Both positive and negative LR are clinically significant indicators of efficacy in diagnostic trials and are relatively independent. They are frequently employed to calculate post-test probabilities in order to improve the therapeutic relevance of the findings. The meta-analysis revealed a pooled positive LR of 1.38 and a pooled negative LR of 0.46. In addition, the Fagan's nomogram revealed that a pooled negative LR of 0.46, and reduced the post-test probability from 20% to 10%. However, prior studies have demonstrated that the likelihood of diagnosing or eliminating a certain ailment increases considerably when pooled positive LR >10 and pooled negative LR < 0.1.21 This suggested that ESR still has some limitations when used to diagnose pediatric osteomyelitis.

When AUC is less than 0.5, it shows no diagnostic value; it signals a low diagnostic value when it is between 0.5 and 0.7; a value between 0.7 and 0.9 indicates a high diagnostic value; moreover, when it exceeds 0.9, it represents the best diagnostic accuracy.22 The results showed a good level of diagnostic precision with an AUC for this research of 0.80.

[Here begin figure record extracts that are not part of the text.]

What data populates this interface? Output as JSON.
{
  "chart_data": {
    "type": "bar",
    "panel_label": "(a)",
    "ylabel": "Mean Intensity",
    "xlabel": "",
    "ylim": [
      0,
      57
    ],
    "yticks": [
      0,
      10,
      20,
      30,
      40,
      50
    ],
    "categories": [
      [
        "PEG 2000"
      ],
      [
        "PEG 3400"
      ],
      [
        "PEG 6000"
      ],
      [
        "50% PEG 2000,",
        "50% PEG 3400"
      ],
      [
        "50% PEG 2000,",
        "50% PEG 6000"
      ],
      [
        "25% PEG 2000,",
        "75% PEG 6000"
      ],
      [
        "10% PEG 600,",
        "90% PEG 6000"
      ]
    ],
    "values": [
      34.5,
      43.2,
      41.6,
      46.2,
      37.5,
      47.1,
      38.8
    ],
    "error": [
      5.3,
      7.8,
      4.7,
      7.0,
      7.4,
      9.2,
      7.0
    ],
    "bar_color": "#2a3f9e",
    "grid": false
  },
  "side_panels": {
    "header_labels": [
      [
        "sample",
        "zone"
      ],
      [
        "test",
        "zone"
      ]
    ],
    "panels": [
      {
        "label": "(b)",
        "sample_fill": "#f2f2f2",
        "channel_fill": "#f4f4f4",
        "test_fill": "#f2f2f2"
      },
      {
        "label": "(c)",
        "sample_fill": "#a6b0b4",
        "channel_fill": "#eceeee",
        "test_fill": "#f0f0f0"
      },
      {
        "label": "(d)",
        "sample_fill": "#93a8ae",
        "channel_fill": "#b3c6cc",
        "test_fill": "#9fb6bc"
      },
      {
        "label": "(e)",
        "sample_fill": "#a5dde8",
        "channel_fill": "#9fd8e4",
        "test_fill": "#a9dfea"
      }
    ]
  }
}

This study also had a number of other shortcomings, including: 1) This meta-analysis included both prospective and perspective studies, which may have had some bearing on the results; 2) The diagnostic value of serological biomarkers for osteomyelitis is influenced by multiple factors, such as infection stage, site of infection, previous treatment, and many confounding factors were not well controlled; 3) Some information were not provided about the clinical characteristics of the patients, such as infection site, stage of infection, pathogen type; 4) There may have been a linguistic bias as only English literature was looked at in this study.

Conclusion

To diagnose osteomyelitis in pediatric patients, this study set out to thoroughly evaluate the literature on the use of ESR as a biomarker. The specificity of ESR for the diagnosis of pediatric osteomyelitis is low, though. To diagnose pediatric osteomyelitis, it should therefore be used in conjunction with other tests rather than as a single biomarker. Due to the limitation of this study, much more high-quality studies will be required in the future to evaluate the applicability value of their combined diagnosis.

Abbreviations

ESR, erythrocyte sedimentation rate; QUADAS-2, Quality Assessment of Diagnostic Accuracy Studies-2; TP, true positive; FP, false positive; TN, true negative; FN, false negative; ROC, receiver operating characteristic; SROC, summary receiver operating characteristic; LR, likelihood ratio; DOR, diagnostic odds ratio; CI, Confidence interval.

Data Sharing Statement

They may get from correspondence author.

Ethical Approval

This study was approved by the ethics committee of The Second People’s Hospital of Lianyungang.

Funding

There is no funding to report.

Disclosure

The authors declare that they have no competing interest in this work.